• Question: how and why do you dream ?

    Asked by ro to Roisin, Michel, Gavin, Karen, Mark on 7 Nov 2016. This question was also asked by 455xygg52.
    • Photo: Michel Destrade

      Michel Destrade answered on 7 Nov 2016:

      Dreams are hard to study, since you must be awake to answer questions about them! However, the brain imaging techniques are getting better and better and maybe soon it will be possible to link some brain activity to a specific dream. In any case we cannot live without dreaming. This was proved a while back with the following experiment (but don’t read on if you think experiments should not be conducted on mice).

      Put a mouse on a small piece of wood floating on water. The platform is so small that the mouse can’t lie down and has to stay on all fours to keep its balance. They eventually fall asleep and can’t dream because then their muscles relax and they fall in the water and have to climb back on the platform. So their sleep is dreamless only. They eventually die. So no dreaming = death (cruel experiments, I know!)

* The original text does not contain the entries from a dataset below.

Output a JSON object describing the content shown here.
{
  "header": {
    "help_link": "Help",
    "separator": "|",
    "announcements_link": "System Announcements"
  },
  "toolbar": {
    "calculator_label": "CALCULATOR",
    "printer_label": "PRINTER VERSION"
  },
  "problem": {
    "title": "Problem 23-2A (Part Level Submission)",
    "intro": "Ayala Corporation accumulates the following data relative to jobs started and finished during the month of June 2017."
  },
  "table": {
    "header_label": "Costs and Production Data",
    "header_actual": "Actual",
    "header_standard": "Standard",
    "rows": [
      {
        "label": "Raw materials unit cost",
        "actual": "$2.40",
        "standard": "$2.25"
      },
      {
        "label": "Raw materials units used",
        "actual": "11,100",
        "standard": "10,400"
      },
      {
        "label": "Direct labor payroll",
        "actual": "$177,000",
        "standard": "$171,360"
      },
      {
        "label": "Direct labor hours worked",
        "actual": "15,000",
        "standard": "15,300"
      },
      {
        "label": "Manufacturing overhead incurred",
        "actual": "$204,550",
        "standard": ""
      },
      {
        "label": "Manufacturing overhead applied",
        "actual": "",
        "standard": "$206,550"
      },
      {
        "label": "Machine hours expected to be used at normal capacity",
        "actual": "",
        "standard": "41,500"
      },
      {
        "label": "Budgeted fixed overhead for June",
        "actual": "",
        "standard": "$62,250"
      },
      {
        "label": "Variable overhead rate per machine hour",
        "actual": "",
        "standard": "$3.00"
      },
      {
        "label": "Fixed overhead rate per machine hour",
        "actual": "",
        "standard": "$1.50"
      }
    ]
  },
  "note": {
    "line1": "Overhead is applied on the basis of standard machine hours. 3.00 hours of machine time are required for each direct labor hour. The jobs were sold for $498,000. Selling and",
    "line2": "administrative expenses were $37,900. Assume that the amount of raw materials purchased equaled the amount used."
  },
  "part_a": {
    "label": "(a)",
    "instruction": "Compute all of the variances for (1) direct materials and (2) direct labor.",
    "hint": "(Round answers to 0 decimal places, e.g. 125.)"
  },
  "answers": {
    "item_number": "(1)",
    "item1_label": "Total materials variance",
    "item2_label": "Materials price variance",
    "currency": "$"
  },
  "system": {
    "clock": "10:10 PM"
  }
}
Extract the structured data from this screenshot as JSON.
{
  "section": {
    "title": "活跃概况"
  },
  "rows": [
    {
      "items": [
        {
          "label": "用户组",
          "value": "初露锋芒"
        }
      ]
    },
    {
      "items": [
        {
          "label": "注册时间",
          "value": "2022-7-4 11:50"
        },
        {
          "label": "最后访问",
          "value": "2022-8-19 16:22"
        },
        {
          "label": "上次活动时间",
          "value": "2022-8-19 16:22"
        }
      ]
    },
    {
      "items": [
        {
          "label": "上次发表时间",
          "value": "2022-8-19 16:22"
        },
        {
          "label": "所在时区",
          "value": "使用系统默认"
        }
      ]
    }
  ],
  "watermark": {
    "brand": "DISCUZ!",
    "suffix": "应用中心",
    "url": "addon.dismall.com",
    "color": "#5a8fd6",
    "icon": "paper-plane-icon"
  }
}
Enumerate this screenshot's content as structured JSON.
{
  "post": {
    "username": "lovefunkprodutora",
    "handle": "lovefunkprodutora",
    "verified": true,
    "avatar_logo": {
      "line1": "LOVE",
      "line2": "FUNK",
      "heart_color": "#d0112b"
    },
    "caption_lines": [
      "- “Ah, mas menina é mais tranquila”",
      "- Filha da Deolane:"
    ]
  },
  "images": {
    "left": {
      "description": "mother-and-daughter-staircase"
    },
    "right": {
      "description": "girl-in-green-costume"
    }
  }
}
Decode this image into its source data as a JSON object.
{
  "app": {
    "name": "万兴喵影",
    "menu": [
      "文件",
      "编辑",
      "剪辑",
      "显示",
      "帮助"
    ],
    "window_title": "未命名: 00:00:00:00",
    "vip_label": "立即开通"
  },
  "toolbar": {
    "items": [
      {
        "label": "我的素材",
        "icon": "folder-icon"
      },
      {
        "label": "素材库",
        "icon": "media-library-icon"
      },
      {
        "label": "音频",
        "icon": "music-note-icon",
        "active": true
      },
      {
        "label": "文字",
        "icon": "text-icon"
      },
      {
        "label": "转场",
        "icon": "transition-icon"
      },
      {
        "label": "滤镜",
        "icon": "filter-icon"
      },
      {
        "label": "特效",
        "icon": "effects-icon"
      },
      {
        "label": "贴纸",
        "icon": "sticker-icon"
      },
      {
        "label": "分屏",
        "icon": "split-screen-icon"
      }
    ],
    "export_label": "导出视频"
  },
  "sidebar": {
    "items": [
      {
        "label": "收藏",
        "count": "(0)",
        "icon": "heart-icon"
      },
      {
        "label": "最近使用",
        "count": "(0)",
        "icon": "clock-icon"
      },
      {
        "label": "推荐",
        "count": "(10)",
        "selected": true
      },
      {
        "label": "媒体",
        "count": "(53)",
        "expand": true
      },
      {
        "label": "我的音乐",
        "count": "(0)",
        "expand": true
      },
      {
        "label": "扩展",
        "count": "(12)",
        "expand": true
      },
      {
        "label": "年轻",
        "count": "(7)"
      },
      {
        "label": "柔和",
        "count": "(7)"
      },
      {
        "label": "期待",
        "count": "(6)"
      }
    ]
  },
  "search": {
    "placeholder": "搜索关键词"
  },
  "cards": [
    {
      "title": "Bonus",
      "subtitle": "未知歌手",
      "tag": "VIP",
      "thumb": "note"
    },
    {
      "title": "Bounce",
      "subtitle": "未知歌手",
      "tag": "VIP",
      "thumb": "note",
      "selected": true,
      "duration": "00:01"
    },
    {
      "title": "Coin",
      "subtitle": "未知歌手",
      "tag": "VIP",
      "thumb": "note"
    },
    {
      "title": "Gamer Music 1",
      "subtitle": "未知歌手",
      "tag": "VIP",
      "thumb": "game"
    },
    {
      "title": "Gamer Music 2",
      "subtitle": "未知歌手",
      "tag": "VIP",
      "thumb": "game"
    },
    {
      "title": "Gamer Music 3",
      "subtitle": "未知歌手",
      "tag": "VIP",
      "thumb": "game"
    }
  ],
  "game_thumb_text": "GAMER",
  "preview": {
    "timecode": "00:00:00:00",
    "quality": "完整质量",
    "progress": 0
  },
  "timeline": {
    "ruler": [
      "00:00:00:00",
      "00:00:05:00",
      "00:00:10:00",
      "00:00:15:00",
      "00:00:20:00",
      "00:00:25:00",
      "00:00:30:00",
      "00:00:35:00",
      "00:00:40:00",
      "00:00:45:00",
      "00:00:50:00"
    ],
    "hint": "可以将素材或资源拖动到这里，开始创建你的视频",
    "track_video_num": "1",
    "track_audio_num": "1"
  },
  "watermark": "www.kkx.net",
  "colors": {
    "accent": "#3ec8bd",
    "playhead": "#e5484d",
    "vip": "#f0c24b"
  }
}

      So even if you think you didn’t dream last night, you definitely did! You just forgot the dream.

    • Photo: Roisin Jones

      Roisin Jones answered on 8 Nov 2016:

      I think Michel has covered this in more depth than I would actually be able to, while I’m fascinated by neurology, it’s more a pop interest than a specialty, so I don’t know a lot of detail. The only thing I can add is that it’s hypothesised that we dream to reinforce our brains ability to recognise and experience appropriate emotions! There’s also a very rare syndrome called Charcot-Wilbrand syndrome (usually arises due to brain damage) in which patients are either partially or totally unable to dream, and it often leads to problems with mental health coupled with hallucinations.